Abbiamo fatto quattro chiacchiere con Beatrice Del Col Balletto e Alfonso Santitoro, rispettivamente Director e Co-Director di Startup Grind Università Cattolica.

Che cos’è Startup Grind, quando è nata, in che ambito opera e per promuovere che cosa?

Beatrice:  Startup Grind  è la community indipendente di startup più grande del mondo, che si avvale della partnership con Google for Startups. È stata fondata nel 2009 dall’imprenditore californiano Derek Andersen e oggi è presente in oltre 125 Paesi con più di 600 chapter attivi. SG oggi educa, ispira e connette 2 milioni di imprenditori nel mondo, attraverso eventi periodici con innovatori, educatori e investitori che condividono esperienze e insegnamenti. In questi anni ha aiutato milioni di imprenditori a trovare mentorship, a connettersi con nuovi partner, a ottenere finanziamenti e a raggiungere nuovi utenti.

Ci racconti qualcosa di più sull’evento di lancio che si è tenuto qui da noi?
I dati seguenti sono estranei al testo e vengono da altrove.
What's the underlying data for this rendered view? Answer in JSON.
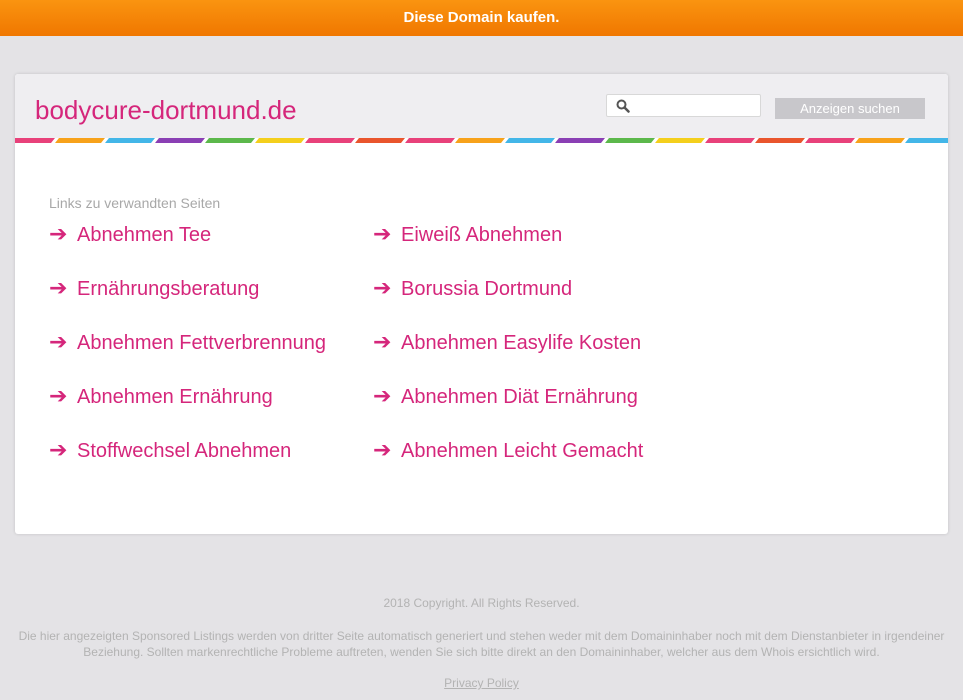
{
  "topbar": {
    "label": "Diese Domain kaufen."
  },
  "header": {
    "domain": "bodycure-dortmund.de",
    "search_placeholder": "",
    "search_button": "Anzeigen suchen"
  },
  "related": {
    "heading": "Links zu verwandten Seiten",
    "arrow": "➔",
    "column1": [
      "Abnehmen Tee",
      "Ernährungsberatung",
      "Abnehmen Fettverbrennung",
      "Abnehmen Ernährung",
      "Stoffwechsel Abnehmen"
    ],
    "column2": [
      "Eiweiß Abnehmen",
      "Borussia Dortmund",
      "Abnehmen Easylife Kosten",
      "Abnehmen Diät Ernährung",
      "Abnehmen Leicht Gemacht"
    ]
  },
  "footer": {
    "copyright": "2018 Copyright. All Rights Reserved.",
    "disclaimer": "Die hier angezeigten Sponsored Listings werden von dritter Seite automatisch generiert und stehen weder mit dem Domaininhaber noch mit dem Dienstanbieter in irgendeiner Beziehung. Sollten markenrechtliche Probleme auftreten, wenden Sie sich bitte direkt an den Domaininhaber, welcher aus dem Whois ersichtlich wird.",
    "privacy": "Privacy Policy"
  },
  "colors": {
    "accent": "#d5267b",
    "topbar": "#f58a0b",
    "stripes": [
      "#e8417a",
      "#f7a21b",
      "#43b6e8",
      "#8a3fb4",
      "#5cb84b",
      "#f4cf1d",
      "#e8417a",
      "#e9552d"
    ]
  },
  "icons": {
    "search": "magnifier-icon",
    "link_arrow": "arrow-right-icon"
  }
}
Beatrice:  Venerdì 13 settembre abbiamo inaugurato ufficialmente  Startup Grind Università Cattolica, nuovo chapter universitario di Startup Grind. Speaker del nostro evento “La rivoluzione dell’informazione online” è stato Massimiliano Squillace, CEO e founder di Notizie.it, tra i primi siti internet registrati in Italia. Notizie.it, con 1000 notizie al giorno, 500mila lettori nel giorno medio e 10 milioni di follower, in soli due anni è arrivato a posizionarsi tra i primi 30 siti di informazione del nostro Paese.
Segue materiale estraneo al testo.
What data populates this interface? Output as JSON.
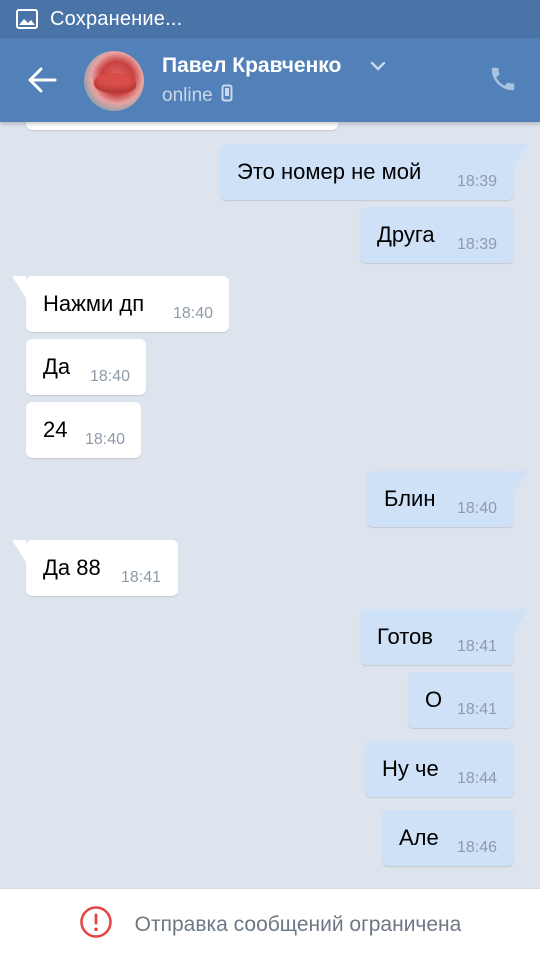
{
  "status_bar": {
    "text": "Сохранение...",
    "icon": "image-icon"
  },
  "header": {
    "name": "Павел Кравченко",
    "status": "online",
    "icons": [
      "back-arrow-icon",
      "chevron-down-icon",
      "mobile-icon",
      "phone-icon"
    ],
    "accent_color": "#5181b8"
  },
  "messages": [
    {
      "dir": "out",
      "text": "Это номер не мой",
      "time": "18:39",
      "tail": true
    },
    {
      "dir": "out",
      "text": "Друга",
      "time": "18:39",
      "tail": false
    },
    {
      "dir": "in",
      "text": "Нажми дп",
      "time": "18:40",
      "tail": true
    },
    {
      "dir": "in",
      "text": "Да",
      "time": "18:40",
      "tail": false
    },
    {
      "dir": "in",
      "text": "24",
      "time": "18:40",
      "tail": false
    },
    {
      "dir": "out",
      "text": "Блин",
      "time": "18:40",
      "tail": true
    },
    {
      "dir": "in",
      "text": "Да 88",
      "time": "18:41",
      "tail": true
    },
    {
      "dir": "out",
      "text": "Готов",
      "time": "18:41",
      "tail": true
    },
    {
      "dir": "out",
      "text": "О",
      "time": "18:41",
      "tail": false
    },
    {
      "dir": "out",
      "text": "Ну че",
      "time": "18:44",
      "tail": false
    },
    {
      "dir": "out",
      "text": "Але",
      "time": "18:46",
      "tail": false
    }
  ],
  "footer": {
    "text": "Отправка сообщений ограничена",
    "icon": "warning-icon",
    "icon_color": "#e64646"
  },
  "colors": {
    "incoming_bubble": "#ffffff",
    "outgoing_bubble": "#cfe1f7",
    "background": "#dde4ed"
  }
}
In che senso, con il fenomeno Notizie.it, si può parlare di rivoluzione per l’informazione online?

Beatrice:  Dal 2017 Notizie.it è edito dall’azienda innovativa Entire Digital Publishing, che ha introdotto l’intelligenza artificiale nel mondo dell’editoria e sta sviluppando un algoritmo AI per ottimizzare i flussi di produzione, automatizzandoli e velocizzandoli. Si tratta di una rivoluzione per l’informazione online perché la tecnologia interviene nella scelta delle notizie da pubblicare e, grazie anche allo sfruttamento dei big data, la piattaforma intercetta gli interessi dei lettori per dare loro il contenuto giusto al momento giusto.

Quali sono, secondo te, le problematiche e le prospettive future dell’intelligenza artificiale? E l’intelligenza umana che fine farà?
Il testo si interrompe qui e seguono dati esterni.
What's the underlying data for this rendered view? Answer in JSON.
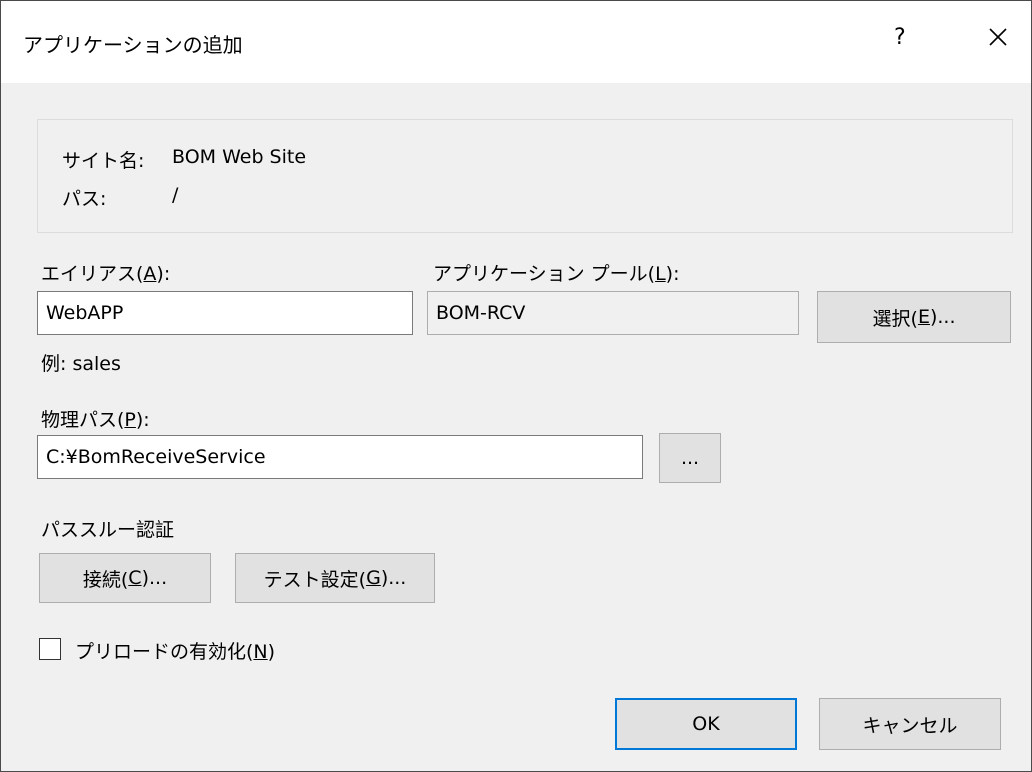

Alfonso:  Dal mio punto di vista l’intelligenza artificiale andrà a sostituire parte del lavoro umano: molti processi sono automatizzabili, perciò con l’intelligenza artificiale il lavoro umano calerà nettamente e aumenterà il lavoro di gestione. Leggevo qualche giorno fa in un noto blog di innovazione che, se troppo avanzata, l’intelligenza artificiale potrebbe diventare in qualche modo anche pericolosa; quello che penso io in realtà è che, se ben sviluppata, l’AI ci permetterà di avere un avanzamento tecnologico immediato.

I prossimi eventi che avete in programma?

Alfonso:  In futuro intendiamo fare sicuramente un evento sull’IoT e un altro sulla Blockchain.

Come avete conosciuto OPEN Milano e perché vi è piaciuto come location per il vostro evento di lancio? Sentite che come luogo esprima vicinanza rispetto ai vostri temi?

Alfonso:  Ho conosciuto OPEN Milano grazie a Silicon Drinkabout, altro evento di cui sono organizzatore. La location mi è piaciuta molto e ho pensato di organizzare lì altri eventi, anche perché mi dà la sensazione di contatto tra speaker e pubblico, non crea distacco. L’impostazione di Startup Grind è proprio questa: creare vicinanza tra lo speaker e i partecipanti, che possono rivolgergli domande nel momento dedicato all’interazione.